Abbreviations: CR, complete response; PD‐L1, programmed death ligand 1; PR, partial response; pCR, pathological complete response; SD, stable disease; TPS, tumor proportion score.

PD‐L1 was previously reported to be expressed in approximately 10%–20% of pulmonary LCNEC cases. , However, no correlation has been reported between PD‐L1 expression levels and OS with ICI. On the other hand, although it was not measured in the present study, pulmonary LCNEC harbors a high mutation burden. Immune cell infiltration is more frequent in pulmonary LCNEC versus SCLC (58% vs. 23%), as is the expression of PD‐L1 on immune cells (46% vs. 23%). In the present case, the primary cells infiltrating the tumor were CD138‐positive plasma cells. A similar case report was published for lung cancer. Tumor‐infiltrating plasma cells are regarded as a favorable prognostic factor in lung cancer. , However, this is merely suggestive. In various cancer types, the presence of tertiary lymphoid structures has been associated with longer disease‐free and overall survival in patients treated with ICI. In contrast, the suppression of antitumor effects by plasma cell subgroups has been demonstrated. Further studies are needed to identify predictive biomarkers of ICI for LCNEC.

Immunotherapy is expected to improve the prognosis of patients with pulmonary LCNEC. According to the findings of several phase II studies, ICI are a promising therapeutic option for pulmonary LCNEC. Therefore, ICI may be used to treat patients with pulmonary LCNEC.

CONCLUSION

We encountered a rare case showing the CR of pulmonary LCNEC to pembrolizumab monotherapy.
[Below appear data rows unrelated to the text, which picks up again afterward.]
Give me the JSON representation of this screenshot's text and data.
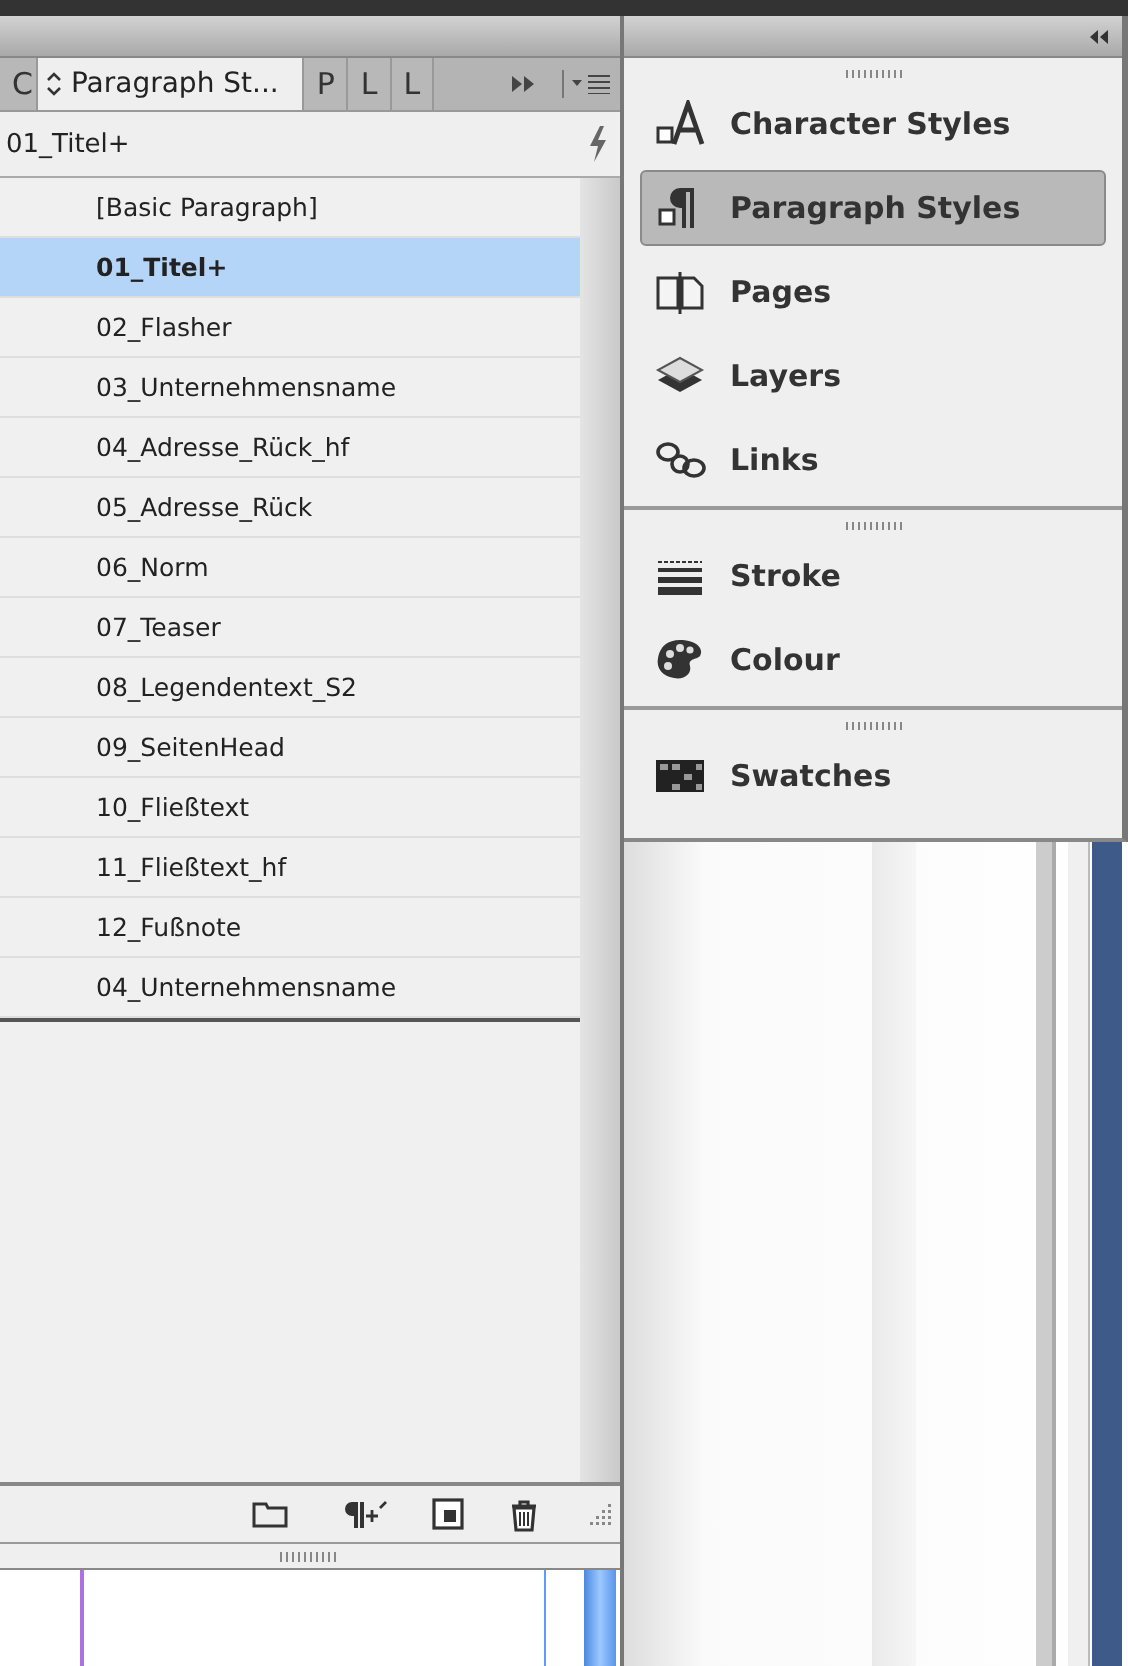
{
  "styles_panel": {
    "tabs": [
      {
        "label": "C",
        "selected": false
      },
      {
        "label": "Paragraph St...",
        "selected": true
      },
      {
        "label": "P",
        "selected": false
      },
      {
        "label": "L",
        "selected": false
      },
      {
        "label": "L",
        "selected": false
      }
    ],
    "current_style": "01_Titel+",
    "styles": [
      {
        "name": "[Basic Paragraph]",
        "selected": false
      },
      {
        "name": "01_Titel+",
        "selected": true
      },
      {
        "name": "02_Flasher",
        "selected": false
      },
      {
        "name": "03_Unternehmensname",
        "selected": false
      },
      {
        "name": "04_Adresse_Rück_hf",
        "selected": false
      },
      {
        "name": "05_Adresse_Rück",
        "selected": false
      },
      {
        "name": "06_Norm",
        "selected": false
      },
      {
        "name": "07_Teaser",
        "selected": false
      },
      {
        "name": "08_Legendentext_S2",
        "selected": false
      },
      {
        "name": "09_SeitenHead",
        "selected": false
      },
      {
        "name": "10_Fließtext",
        "selected": false
      },
      {
        "name": "11_Fließtext_hf",
        "selected": false
      },
      {
        "name": "12_Fußnote",
        "selected": false
      },
      {
        "name": "04_Unternehmensname",
        "selected": false
      }
    ]
  },
  "dock": {
    "groups": [
      {
        "items": [
          {
            "kind": "character",
            "label": "Character Styles",
            "selected": false
          },
          {
            "kind": "paragraph",
            "label": "Paragraph Styles",
            "selected": true
          },
          {
            "kind": "pages",
            "label": "Pages",
            "selected": false
          },
          {
            "kind": "layers",
            "label": "Layers",
            "selected": false
          },
          {
            "kind": "links",
            "label": "Links",
            "selected": false
          }
        ]
      },
      {
        "items": [
          {
            "kind": "stroke",
            "label": "Stroke",
            "selected": false
          },
          {
            "kind": "colour",
            "label": "Colour",
            "selected": false
          }
        ]
      },
      {
        "items": [
          {
            "kind": "swatches",
            "label": "Swatches",
            "selected": false
          }
        ]
      }
    ]
  }
}
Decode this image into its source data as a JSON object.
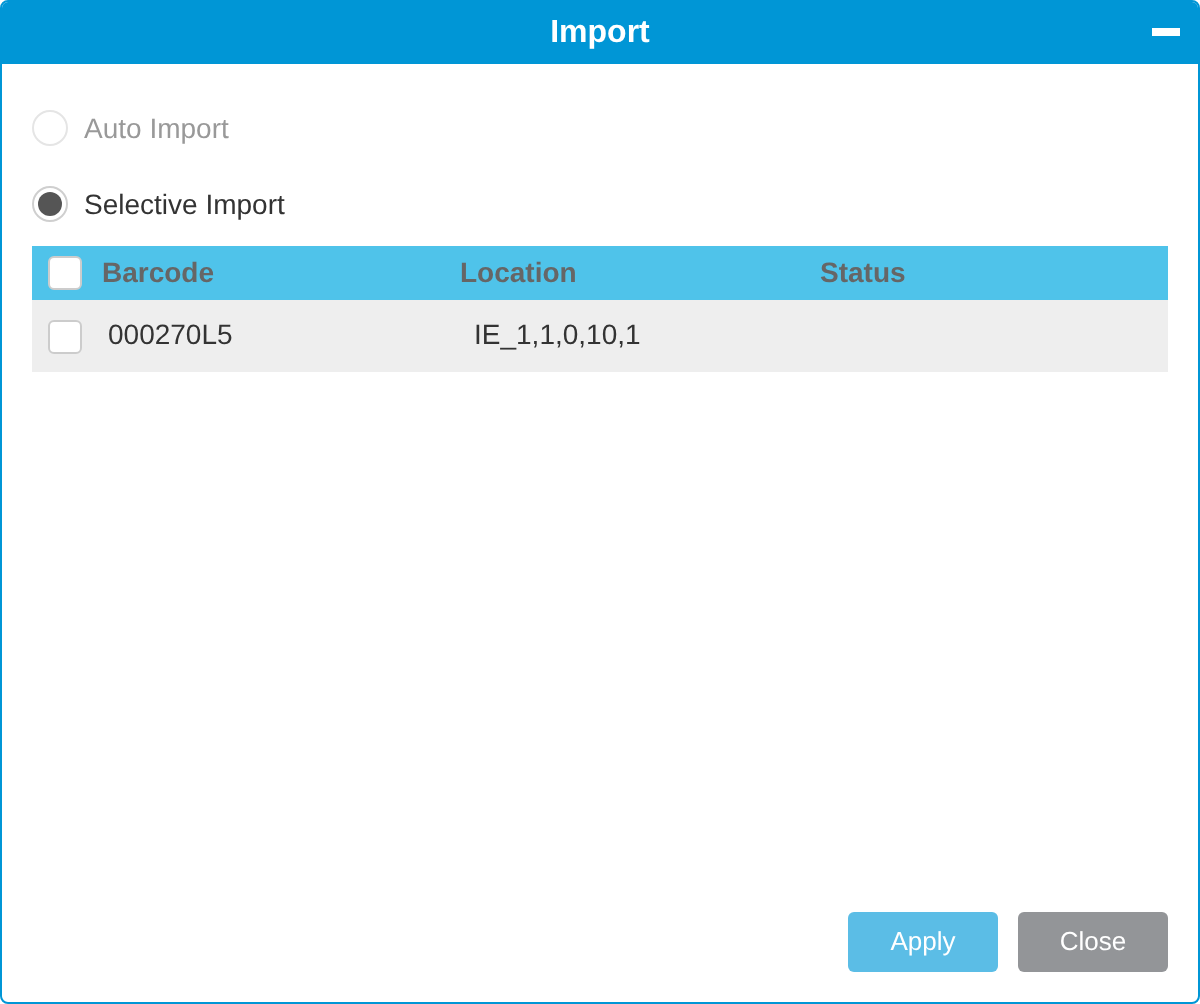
{
  "window": {
    "title": "Import"
  },
  "import_modes": [
    {
      "label": "Auto Import",
      "selected": false,
      "disabled": true
    },
    {
      "label": "Selective Import",
      "selected": true,
      "disabled": false
    }
  ],
  "table": {
    "select_all_checked": false,
    "columns": [
      "Barcode",
      "Location",
      "Status"
    ],
    "rows": [
      {
        "checked": false,
        "cells": [
          "000270L5",
          "IE_1,1,0,10,1",
          ""
        ]
      }
    ]
  },
  "buttons": [
    {
      "label": "Apply",
      "kind": "primary"
    },
    {
      "label": "Close",
      "kind": "secondary"
    }
  ]
}
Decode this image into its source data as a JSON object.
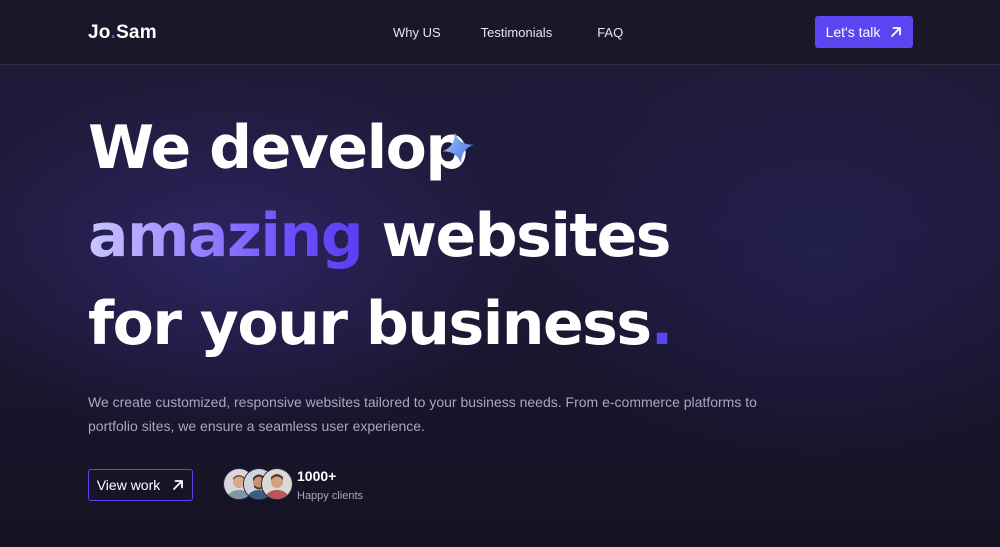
{
  "nav": {
    "logo_left": "Jo",
    "logo_dot": ".",
    "logo_right": "Sam",
    "links": [
      "Why US",
      "Testimonials",
      "FAQ"
    ],
    "cta_label": "Let's talk",
    "cta_icon": "arrow-up-right-icon"
  },
  "hero": {
    "line1": "We develop",
    "line2_highlight": "amazing",
    "line2_rest": " websites",
    "line3": "for your business",
    "line3_dot": ".",
    "sparkle_icon": "sparkle-icon",
    "description": "We create customized, responsive websites tailored to your business needs. From e-commerce platforms to portfolio sites, we ensure a seamless user experience.",
    "view_work_label": "View work",
    "view_work_icon": "arrow-up-right-icon",
    "clients_count": "1000+",
    "clients_label": "Happy clients"
  },
  "colors": {
    "accent": "#5b44f2",
    "background": "#1e1a3a",
    "nav_background": "#1a1828",
    "text": "#ffffff",
    "muted_text": "#a9a7bd"
  }
}
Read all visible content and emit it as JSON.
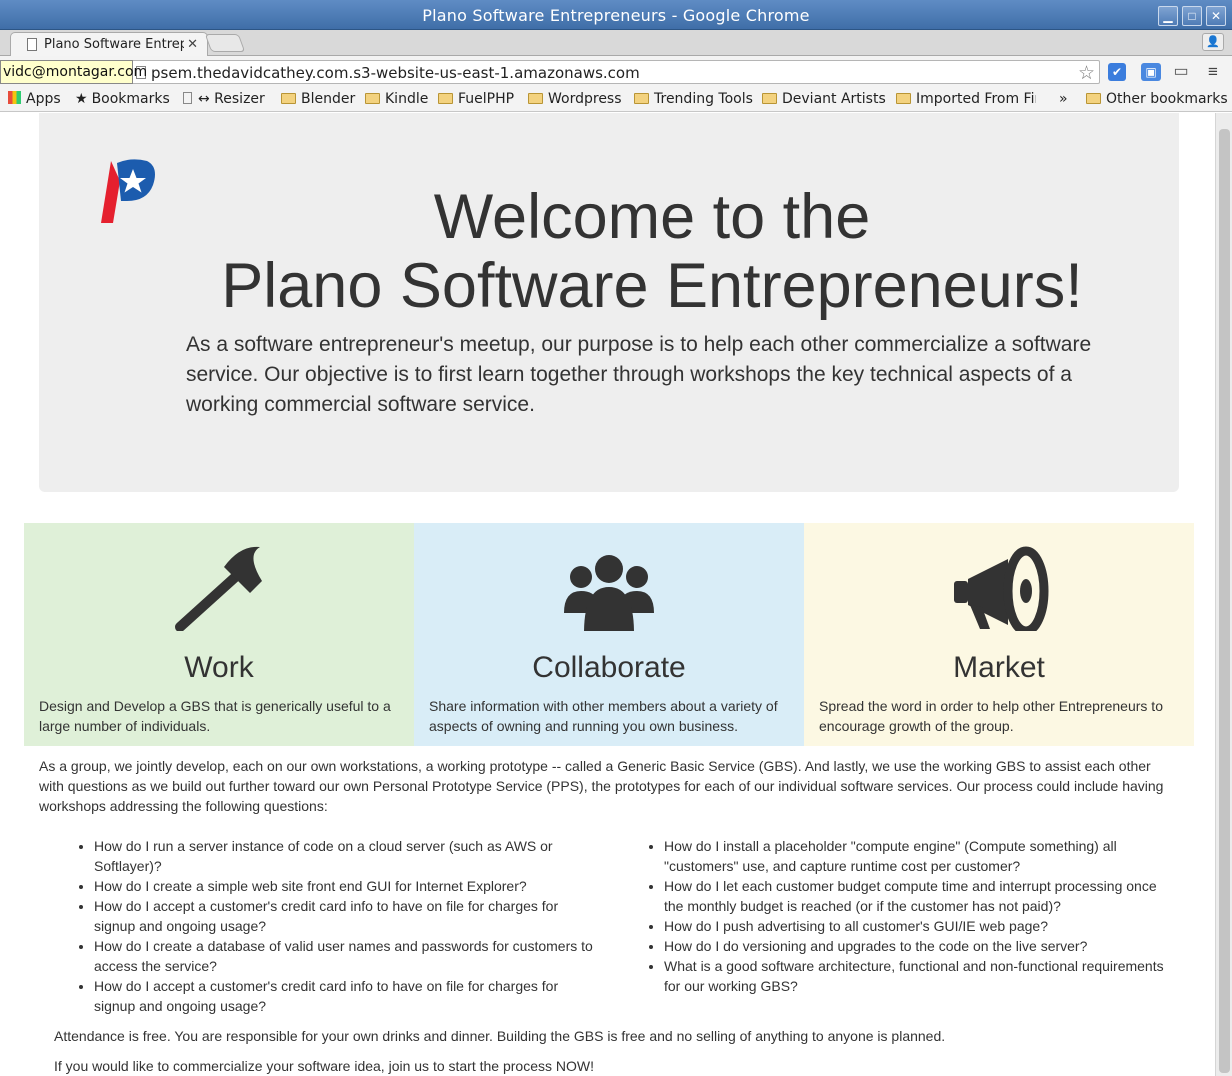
{
  "window": {
    "title": "Plano Software Entrepreneurs - Google Chrome"
  },
  "tabs": [
    {
      "label": "Plano Software Entrepreneurs"
    }
  ],
  "toolbar": {
    "url": "psem.thedavidcathey.com.s3-website-us-east-1.amazonaws.com",
    "tooltip": "vidc@montagar.com"
  },
  "bookmarks": {
    "apps": "Apps",
    "bookmarks": "Bookmarks",
    "resizer": "↔ Resizer",
    "items": [
      "Blender",
      "Kindle",
      "FuelPHP",
      "Wordpress",
      "Trending Tools",
      "Deviant Artists",
      "Imported From Fir"
    ],
    "overflow": "»",
    "other": "Other bookmarks"
  },
  "hero": {
    "title_line1": "Welcome to the",
    "title_line2": "Plano Software Entrepreneurs!",
    "text": "As a software entrepreneur's meetup, our purpose is to help each other commercialize a software service. Our objective is to first learn together through workshops the key technical aspects of a working commercial software service."
  },
  "panels": [
    {
      "icon": "hammer-icon",
      "title": "Work",
      "text": "Design and Develop a GBS that is generically useful to a large number of individuals.",
      "color": "#dff0d8"
    },
    {
      "icon": "users-icon",
      "title": "Collaborate",
      "text": "Share information with other members about a variety of aspects of owning and running you own business.",
      "color": "#d9edf7"
    },
    {
      "icon": "bullhorn-icon",
      "title": "Market",
      "text": "Spread the word in order to help other Entrepreneurs to encourage growth of the group.",
      "color": "#fcf8e3"
    }
  ],
  "intro": "As a group, we jointly develop, each on our own workstations, a working prototype -- called a Generic Basic Service (GBS). And lastly, we use the working GBS to assist each other with questions as we build out further toward our own Personal Prototype Service (PPS), the prototypes for each of our individual software services. Our process could include having workshops addressing the following questions:",
  "questions_left": [
    "How do I run a server instance of code on a cloud server (such as AWS or Softlayer)?",
    "How do I create a simple web site front end GUI for Internet Explorer?",
    "How do I accept a customer's credit card info to have on file for charges for signup and ongoing usage?",
    "How do I create a database of valid user names and passwords for customers to access the service?",
    "How do I accept a customer's credit card info to have on file for charges for signup and ongoing usage?"
  ],
  "questions_right": [
    "How do I install a placeholder \"compute engine\" (Compute something) all \"customers\" use, and capture runtime cost per customer?",
    "How do I let each customer budget compute time and interrupt processing once the monthly budget is reached (or if the customer has not paid)?",
    "How do I push advertising to all customer's GUI/IE web page?",
    "How do I do versioning and upgrades to the code on the live server?",
    "What is a good software architecture, functional and non-functional requirements for our working GBS?"
  ],
  "attendance": "Attendance is free. You are responsible for your own drinks and dinner. Building the GBS is free and no selling of anything to anyone is planned.",
  "cta": "If you would like to commercialize your software idea, join us to start the process NOW!"
}
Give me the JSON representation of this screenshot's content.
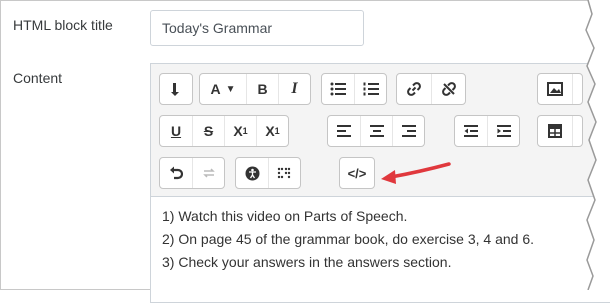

ICI are a promising treatment option for pulmonary LCNEC.

CONFLICT OF INTEREST

The authors have stated explicitly that there are no conflicts of interest in connection with this article.

AUTHOR CONTRIBUTIONS

All authors had full access to the data in the study and take responsibility for the integrity of the data and the accuracy of the data analysis. Conceptualization, N.H., E.T.; Methodology, M.K., Y.O.; Investigation, Y.K.; Formal Analysis, H.M.; Resources, N.H., H.H.; Writing&Original Draft, N.K.; Writing&Review Editing, E.T.; Visualization, K.N.; Supervision, T.S., S.S., F.O.

ETHICS STATEMENT

Informed consent was obtained to publish this report.